Le médecin de la famille, qui arrêtait quelquefois son cheval à ma porte en parcourant les villages, en fut alarmé. Il était bon, sensible, intelligent. Il s’appelait Pascal. Il m’aimait comme une plante qu’il avait soignée dans sa belle enfance. Il m’ordonna d’aller aux bains d’Aix en Savoie, bien que la saison des bains fût déjà passée et que le mois d’octobre eût donné aux vallées leurs premiers brouillards, et à l’air ses premiers frissons. Mais ce qu’il voulait pour moi de son ordonnance, c’était moins les bains que la diversion, la secousse morale, le déplacement. Hélas ! il ne fut que trop inspiré et trop obéi !

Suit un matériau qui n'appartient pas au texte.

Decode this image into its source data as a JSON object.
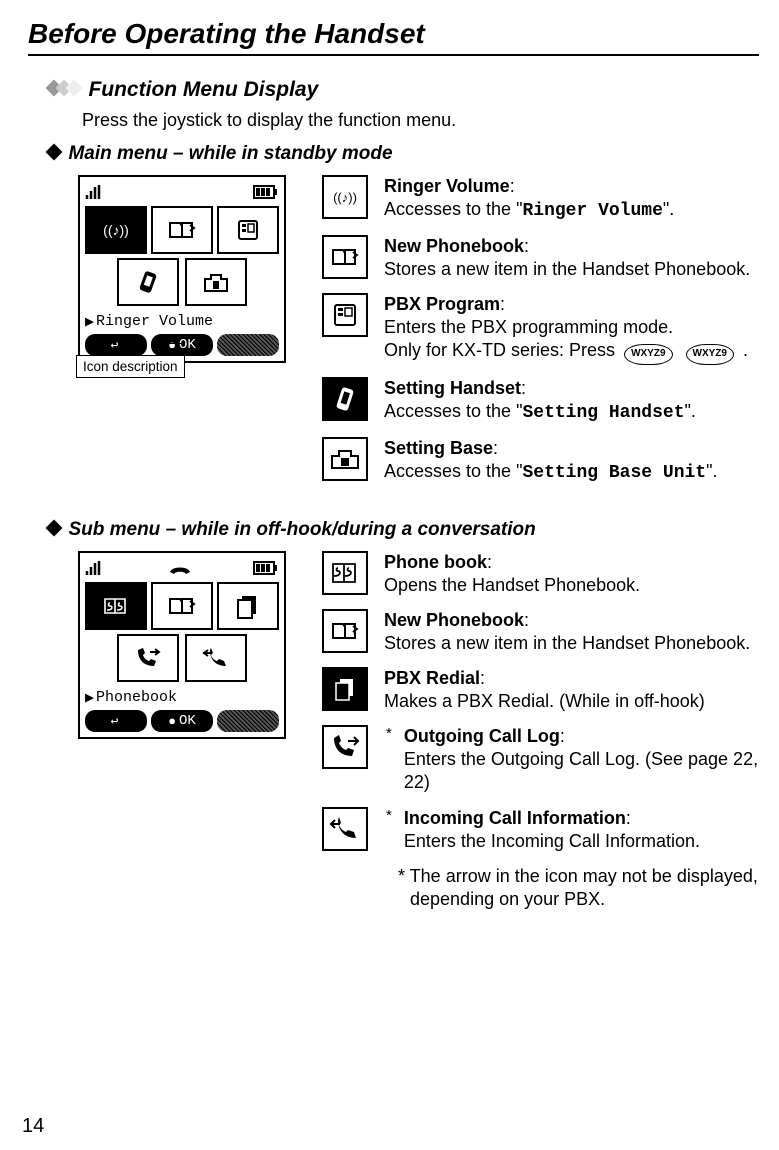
{
  "page_title": "Before Operating the Handset",
  "page_number": "14",
  "function_menu": {
    "heading": "Function Menu Display",
    "intro": "Press the joystick to display the function menu."
  },
  "main_menu": {
    "heading": "Main menu – while in standby mode",
    "screenshot_label": "Ringer Volume",
    "callout_label": "Icon description",
    "softkeys": {
      "left": "↩",
      "center": "OK",
      "right": ""
    },
    "items": [
      {
        "term": "Ringer Volume",
        "body_a": "Accesses to the \"",
        "mono": "Ringer Volume",
        "body_b": "\"."
      },
      {
        "term": "New Phonebook",
        "body_a": "Stores a new item in the Handset Phonebook."
      },
      {
        "term": "PBX Program",
        "body_a": "Enters the PBX programming mode.",
        "body_extra": "Only for KX-TD series: Press",
        "key1": "WXYZ9",
        "key2": "WXYZ9",
        "body_tail": "."
      },
      {
        "term": "Setting Handset",
        "body_a": "Accesses to the \"",
        "mono": "Setting Handset",
        "body_b": "\"."
      },
      {
        "term": "Setting Base",
        "body_a": "Accesses to the \"",
        "mono": "Setting Base Unit",
        "body_b": "\"."
      }
    ]
  },
  "sub_menu": {
    "heading": "Sub menu – while in off-hook/during a conversation",
    "screenshot_label": "Phonebook",
    "softkeys": {
      "left": "↩",
      "center": "OK",
      "right": ""
    },
    "items": [
      {
        "term": "Phone book",
        "body_a": "Opens the Handset Phonebook."
      },
      {
        "term": "New Phonebook",
        "body_a": "Stores a new item in the Handset Phonebook."
      },
      {
        "term": "PBX Redial",
        "body_a": "Makes a PBX Redial. (While in off-hook)"
      },
      {
        "term": "Outgoing Call Log",
        "body_a": "Enters the Outgoing Call Log. (See page 22, 22)",
        "star": "*"
      },
      {
        "term": "Incoming Call Information",
        "body_a": "Enters the Incoming Call Information.",
        "star": "*"
      }
    ],
    "footnote": "* The arrow in the icon may not be displayed, depending on your PBX."
  }
}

J’empruntai vingt-cinq louis d’un vieil ami de mon père, pauvre et aimable vieillard nommé M. Blondel, qui aimait la jeunesse parce qu’il avait lui-même la bonté, cette éternelle séve, cette inépuisable jeunesse du cœur. Je mis mon cheval en liberté avec les bœufs qu’on engraisse dans les prés de Saint-Point, et je partis. Je partis sans aucun de ces vagues empressements, de ces aspirations, de ces joies, que j’avais éprouvés en partant pour d’autres excursions, mais morne, silencieux, emportant avec moi ma solitude volontaire, et comme avec le pressentiment que je devais laisser quelque chose de moi dans ce voyage, et qu’au retour je ne rapporterais pas mon cœur.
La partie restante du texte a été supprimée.